La question trouva vite une réponse, sous la forme d'un faible piaillement énervé. Janis rouvrit les yeux sur la petite mésange bleue vociférant toujours contre lui, alors qu'il était... suspendu au-dessus du vide ! Un rapide examen de la situation lui confirma qu'il était accroché au tronc par ses bois. « Dieu merci, tu es vivant ! » soupira Hubert. « Oui, dieu merci, c'est ce que j'allais dire ! Bon, et maintenant qu'est-ce que je FFFAAAAIIISSSS !!! » L'ennemi repartait à l'attaque. Pour éviter son terrible bec, le chevreuil n'avait d'autre choix que de se balancer, risquant à tout moment de se détacher. « Si je continues comme ça, je vais... Oh ! » Dans cette position, il remarqua un trou caché dans la partie inférieur du tronc, d'où lui parvenaient d'autres piaillements encore plus faibles, à peine audibles, des piaillements affamés. Janis savait maintenant pourquoi il était devenu la proie du passereau. « Il a des petits ! » s'écria-t-il. « Il y a des oisillons dans ce trou !

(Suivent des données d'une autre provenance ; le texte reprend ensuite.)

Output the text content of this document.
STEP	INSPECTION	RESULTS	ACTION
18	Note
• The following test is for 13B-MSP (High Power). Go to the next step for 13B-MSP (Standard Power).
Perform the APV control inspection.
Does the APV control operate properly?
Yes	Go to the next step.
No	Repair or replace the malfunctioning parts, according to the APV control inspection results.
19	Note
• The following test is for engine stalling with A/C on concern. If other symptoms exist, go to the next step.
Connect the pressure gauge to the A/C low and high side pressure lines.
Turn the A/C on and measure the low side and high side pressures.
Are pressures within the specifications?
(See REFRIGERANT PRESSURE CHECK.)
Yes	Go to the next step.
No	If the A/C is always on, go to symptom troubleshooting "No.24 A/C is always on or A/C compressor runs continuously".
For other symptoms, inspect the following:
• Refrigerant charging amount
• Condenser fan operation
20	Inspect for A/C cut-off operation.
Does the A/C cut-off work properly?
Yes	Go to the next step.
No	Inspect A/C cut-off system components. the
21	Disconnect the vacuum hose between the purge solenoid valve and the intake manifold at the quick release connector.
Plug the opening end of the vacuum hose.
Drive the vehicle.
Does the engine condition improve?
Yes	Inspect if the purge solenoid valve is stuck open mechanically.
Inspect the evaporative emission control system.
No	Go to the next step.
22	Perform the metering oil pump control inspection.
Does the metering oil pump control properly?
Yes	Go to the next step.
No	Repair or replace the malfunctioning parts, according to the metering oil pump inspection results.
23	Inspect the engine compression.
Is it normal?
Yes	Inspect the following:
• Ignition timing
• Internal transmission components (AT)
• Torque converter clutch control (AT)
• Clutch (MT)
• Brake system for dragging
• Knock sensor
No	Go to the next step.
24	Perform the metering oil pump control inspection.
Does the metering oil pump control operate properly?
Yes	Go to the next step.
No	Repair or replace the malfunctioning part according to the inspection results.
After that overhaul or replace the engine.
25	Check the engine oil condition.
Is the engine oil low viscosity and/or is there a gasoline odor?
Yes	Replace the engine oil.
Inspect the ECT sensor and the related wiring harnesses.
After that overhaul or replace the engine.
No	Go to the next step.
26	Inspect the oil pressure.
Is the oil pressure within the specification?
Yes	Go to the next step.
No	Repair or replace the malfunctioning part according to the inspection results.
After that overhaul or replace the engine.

— Et alors ? T'es trop gros pour eux, je crois.

— Mais non, regarde ! Si je débloque les branches, le tronc va tomber, et le nid avec.

— Ah, mince ! Eh, p'tit père... ou p'tite mère, je sais pas, t'énerves pas. On avait pas vu ! Juré, craché ! »


Finalement, on alla chercher la harde pour remonter Janis ; on installa le nid sur ses bois pour le déplacer jusque dans un trou de la paroi, puis, c'est son faon, parce qu'il était léger et ne risquait pas d'abattre la structure, qui alla ronger les branches pour les débloquer. Comme promis, la grande famille recomposée de sangliers coopéra ensuite à l'arrachage des dispositifs anti-chevreuils autour des jeunes chênes, et la famille chevreuil put enfin se régaler de leurs bourgeons. Et les seuls malheureux de l'histoire, furent l'ouvrier et son apprenti, qui le lendemain matin, constatèrent les dégâts sans comprendre comment des bêtes avaient pu s'organiser ainsi. Leur avait-on joué une mauvaise farce ? En vingt ans de carrière, c'était inédit. Les deux hommes méditaient sur le tableau, confus et en même temps, heureux que la forêt recèle encore tant de mystères et de secrets.